NEW YORK (Reuters) - A change in the U.S. 2011 tax reporting rules that took effect this year is causing major delays in banks and brokerages delivering investors’ 1099s.
Investors are now learning they might not receive 1099s, typically sent by February 15, until March 15. Tax returns can’t be filed without the forms. Banks and brokerages use 1099s, required by the Internal Revenue Service, to show all income, including interest and dividends, clients received from their accounts.
The delay has caused anger and frustration among investors who face higher charges from accountants and possible penalties for late payment of taxes due.
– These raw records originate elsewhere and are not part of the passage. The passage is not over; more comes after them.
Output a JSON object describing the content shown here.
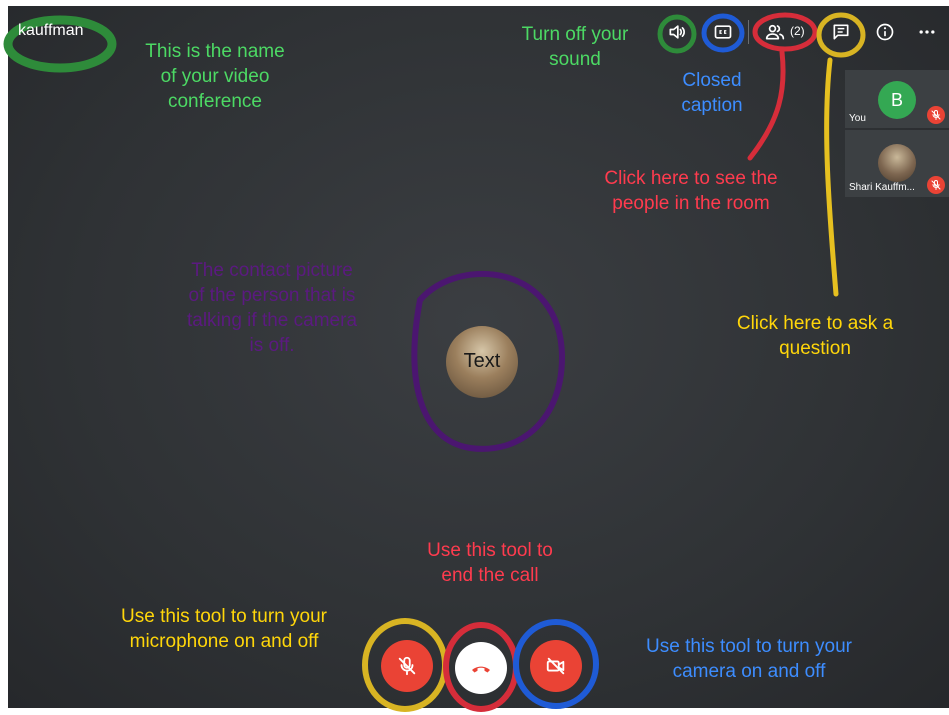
{
  "meeting": {
    "name": "kauffman"
  },
  "toolbar": {
    "people_count": "(2)"
  },
  "participants": [
    {
      "initial": "B",
      "name": "You",
      "avatar_color": "#34a853"
    },
    {
      "name": "Shari Kauffm..."
    }
  ],
  "speaker": {
    "avatar_text": "Text"
  },
  "annotations": {
    "meeting_name": [
      "This is the name",
      "of your video",
      "conference"
    ],
    "sound": [
      "Turn off your",
      "sound"
    ],
    "captions": [
      "Closed",
      "caption"
    ],
    "people": [
      "Click here to see the",
      "people in the room"
    ],
    "chat": [
      "Click here to ask a",
      "question"
    ],
    "speaker": [
      "The contact picture",
      "of the person that is",
      "talking if the camera",
      "is off."
    ],
    "end_call": [
      "Use this tool to",
      "end the call"
    ],
    "microphone": [
      "Use this tool to turn your",
      "microphone on and off"
    ],
    "camera": [
      "Use this tool to turn your",
      "camera on and off"
    ]
  },
  "colors": {
    "annotation_green": "#4cd964",
    "annotation_blue": "#3d8dff",
    "annotation_red": "#ff3b4e",
    "annotation_yellow": "#ffd60a",
    "annotation_purple": "#5b1a80",
    "control_red": "#ea4335"
  },
  "icons": [
    "volume-icon",
    "closed-caption-icon",
    "people-icon",
    "chat-icon",
    "info-icon",
    "more-icon",
    "mic-off-icon",
    "hang-up-icon",
    "camera-off-icon"
  ]
}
In many cases accountants are recommending that clients file for an extension from the April 17 tax filing deadline.
“Clients are very angry about this,” said Gail Anger, an accountant with Professional Business Advisors in Woods Cross, Utah. “We can’t do anything until we get those 1099s.”
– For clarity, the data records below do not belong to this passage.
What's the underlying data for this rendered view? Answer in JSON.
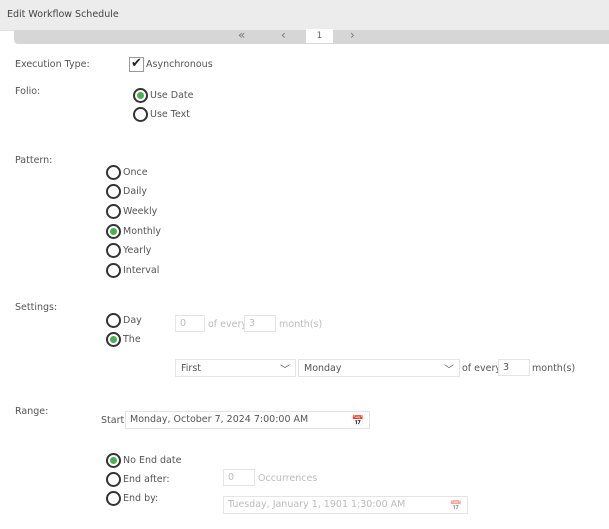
{
  "window": {
    "title": "Edit Workflow Schedule"
  },
  "pager": {
    "first_icon": "«",
    "prev_icon": "‹",
    "page": "1",
    "next_icon": "›"
  },
  "execution": {
    "label": "Execution Type:",
    "checkbox_label": "Asynchronous",
    "checked": true
  },
  "folio": {
    "label": "Folio:",
    "options": [
      {
        "label": "Use Date",
        "selected": true
      },
      {
        "label": "Use Text",
        "selected": false
      }
    ]
  },
  "pattern": {
    "label": "Pattern:",
    "options": [
      {
        "label": "Once"
      },
      {
        "label": "Daily"
      },
      {
        "label": "Weekly"
      },
      {
        "label": "Monthly",
        "selected": true
      },
      {
        "label": "Yearly"
      },
      {
        "label": "Interval"
      }
    ]
  },
  "settings": {
    "label": "Settings:",
    "day_label": "Day",
    "the_label": "The",
    "day_value": "0",
    "of_every": "of every",
    "day_months": "3",
    "months_label": "month(s)",
    "ordinal": "First",
    "weekday": "Monday",
    "the_months": "3"
  },
  "range": {
    "label": "Range:",
    "start_label": "Start:",
    "start_value": "Monday, October 7, 2024 7:00:00 AM",
    "no_end": "No End date",
    "end_after": "End after:",
    "occurrences_value": "0",
    "occurrences_label": "Occurrences",
    "end_by": "End by:",
    "end_by_value": "Tuesday, January 1, 1901 1:30:00 AM"
  },
  "accent": "#4caf50"
}
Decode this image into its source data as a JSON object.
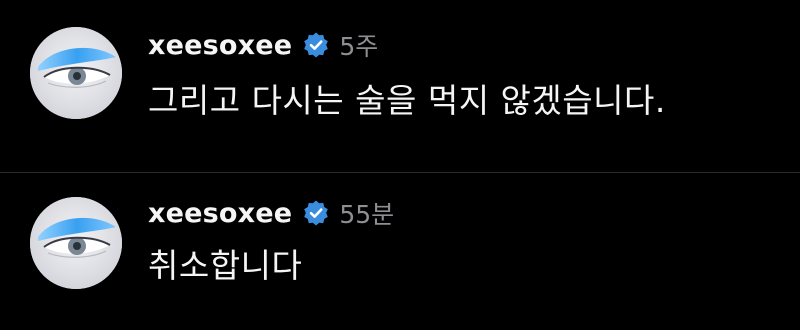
{
  "comments": [
    {
      "username": "xeesoxee",
      "verified": true,
      "time": "5주",
      "text": "그리고 다시는 술을 먹지 않겠습니다."
    },
    {
      "username": "xeesoxee",
      "verified": true,
      "time": "55분",
      "text": "취소합니다"
    }
  ],
  "icons": {
    "verified": "verified-badge-icon",
    "avatar": "profile-avatar"
  },
  "colors": {
    "background": "#000000",
    "text": "#f5f5f5",
    "timestamp": "#8e8e93",
    "verified_badge": "#3a8dde"
  }
}
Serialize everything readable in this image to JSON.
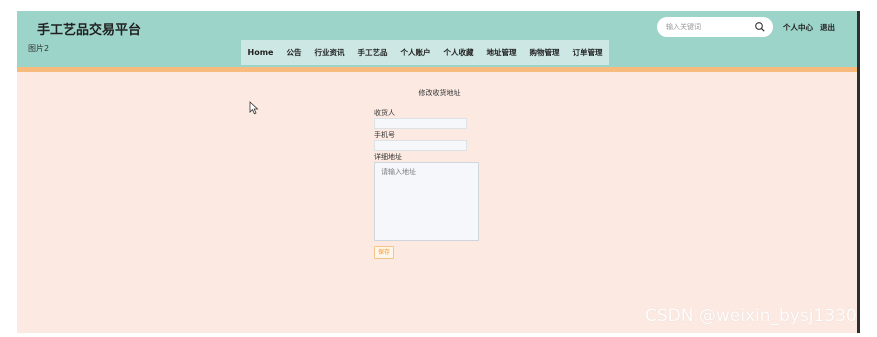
{
  "header": {
    "site_title": "手工艺品交易平台",
    "small_link": "图片2",
    "search_placeholder": "输入关键词",
    "user_center": "个人中心",
    "logout": "退出"
  },
  "nav": {
    "items": [
      {
        "label": "Home"
      },
      {
        "label": "公告"
      },
      {
        "label": "行业资讯"
      },
      {
        "label": "手工艺品"
      },
      {
        "label": "个人账户"
      },
      {
        "label": "个人收藏"
      },
      {
        "label": "地址管理"
      },
      {
        "label": "购物管理"
      },
      {
        "label": "订单管理"
      }
    ]
  },
  "form": {
    "title": "修改收货地址",
    "receiver_label": "收货人",
    "receiver_value": "",
    "phone_label": "手机号",
    "phone_value": "",
    "address_label": "详细地址",
    "address_placeholder": "请输入地址",
    "save_label": "保存"
  },
  "watermark": "CSDN @weixin_bysj1330",
  "colors": {
    "header_bg": "#9dd4c9",
    "nav_bg": "#cde8e4",
    "accent_bar": "#f6bb7d",
    "page_bg": "#fce9e2",
    "save_text": "#f39a35"
  }
}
The rule change causing all the fuss, a provision of the Emergency Economic Stabilization Act of 2008, requires banks and brokerage firms to report how much clients spent to buy the equities they purchased in 2011. Previously investors could report their cost basis for their investments without verification. The cost basis is important because it determines what capital gains or losses the investor accrued over the year.
For brokerages, the new rule, clarified by the IRS in October 2010, meant revamping their systems to collect the cost basis information and reformatting their 1099s, experts said.
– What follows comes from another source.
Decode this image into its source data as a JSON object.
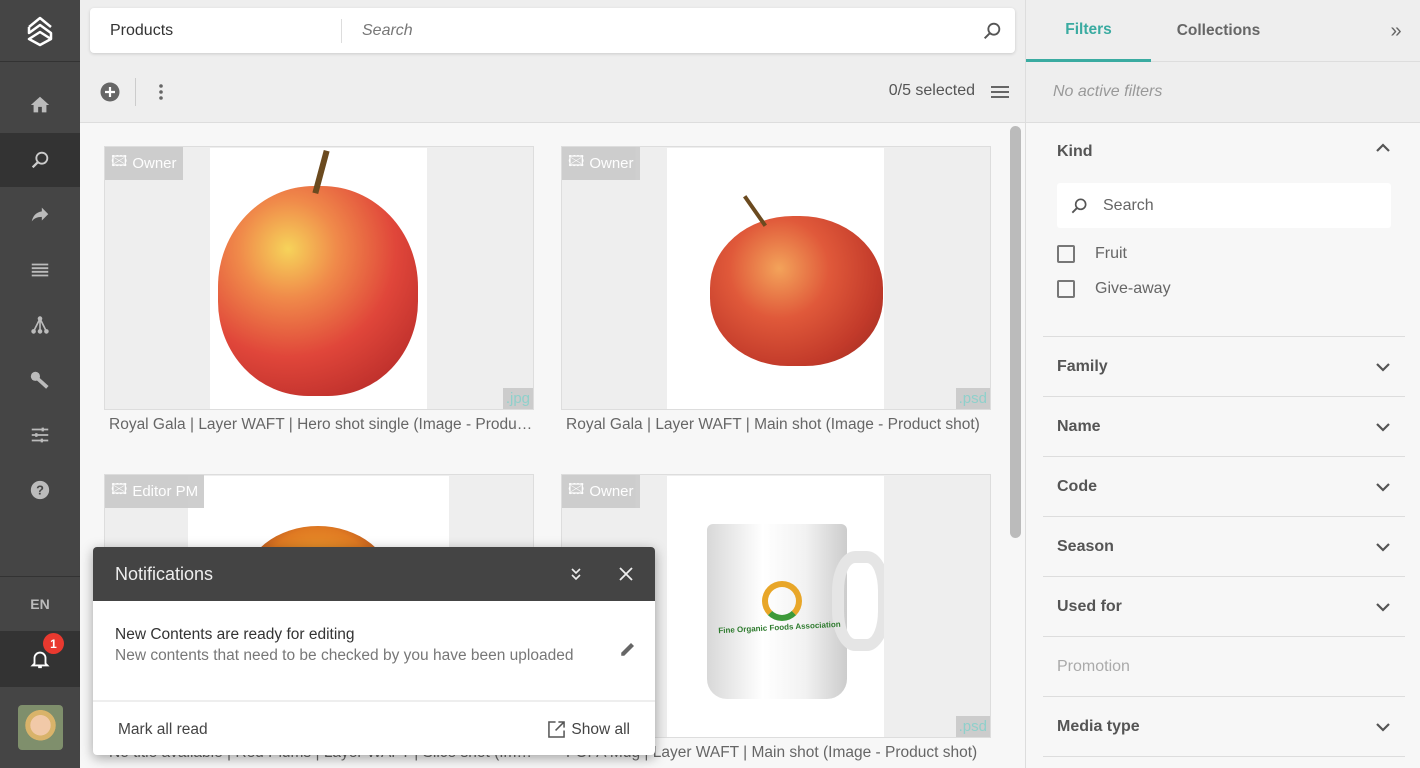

But despite having more than a year to prepare for the requirement that involves calculating cost-basis information for every equity purchased in 2011, many brokerages, such as Charles Schwab Corp, Raymond James Financial Inc and LPL Investment Holdings Inc’s LPL Financial, asked the IRS for extra time to distribute the forms to clients.
This year the IRS gave some firms until March 15 to distribute 1099s. Most firms are taking that time, or a large part of it, much to the surprise of many investors.
Some brokers, like Charles Schwab and LPL, filed for the March 15 extensions and still distributed 1099s before the end of February. But others have not.
On February 15, the day investors expected to receive their 1099s, Raymond James sent a note to its hundreds of thousands of clients saying that it would not send 1099s until March 15, partly because of the new reporting rules. The letter advises clients to talk to their tax planners about filing for an extension as a result of the delay.
A Raymond James spokeswoman said distribution of 1099s “has been complicated by the new cost basis reporting requirements.”
Many brokerages did not have to collect this information in the past. It is not a small task, said Brian Keil, director of cost basis and tax reporting at Schwab.
Schwab has long collected the cost basis data, but this is the first year it had to provide it as a regulatory requirement. Keil said the delay was because the company “wanted to make sure it got it right.”
Brokerage executives say the delay also means fewer corrected 1099 forms — a headache for clients — will be needed. Corrections are often a result of a scheduling oddity. The February 15 deadline for distributing brokerage 1099s is the same date securities issuers must deliver to brokerages the final figures for each client’s investment income.
Schwab took six extra days to distribute 1099s and sent 155,000 corrected 1099s this year, down from 350,000 last year.
Accountants say the delays have put those clients who are already testy this time of year into a full-on panic.
Novato, California-based accountant Teresa Gallina was shocked when a woman she knew casually accosted her at the gym because she had not yet received her 1099 forms from her brokerage. “She went off on me because she was so frustrated,” said Gallina.
Some accountants say the delay could be damaging to them.
“I am going to have to charge some clients more and I may stand to lose some clients,” said Alan Markle, managing partner with Wilson Markle Stuckey Hardesty & Bott LLP, a CPA firm.
Many CPAs interviewed by Reuters said they anticipate filing for extensions for many more clients because of the 1099 delays.
“I usually file for extensions for about 150 of my 600 clients and I expect it to be twice that this year,” Anger said.
Even so, accountants still need to do the work ahead of time in order to tell clients how much they owe the IRS. Taxes owed are due April 17. Late payment penalties range from 0.5 percent per month to a maximum of 25 percent plus interest.
Some people don’t want to consider an extension, said tax planners, because they think it might trigger an IRS audit.
“I had one client tell me to just sell whatever fund was causing the delay because he didn’t want to deal,” said one financial adviser who asked not to be named.
Eva Rosenberg, a tax planner who oversees tax advice website TaxMama.com, said everyone “needs to calm down and grow up.” An extension, she said, will not trigger an audit.
Still, many planners worry that next year things will only be worse as new reporting will be required for more securities, such as mutual funds and exchange traded funds.
“I am very concerned ... particularly since most of my clients own mutual funds,” said Constance Stone, president of Stepping Stone Financial Inc, a Chagrin Falls, Ohio-based financial planner.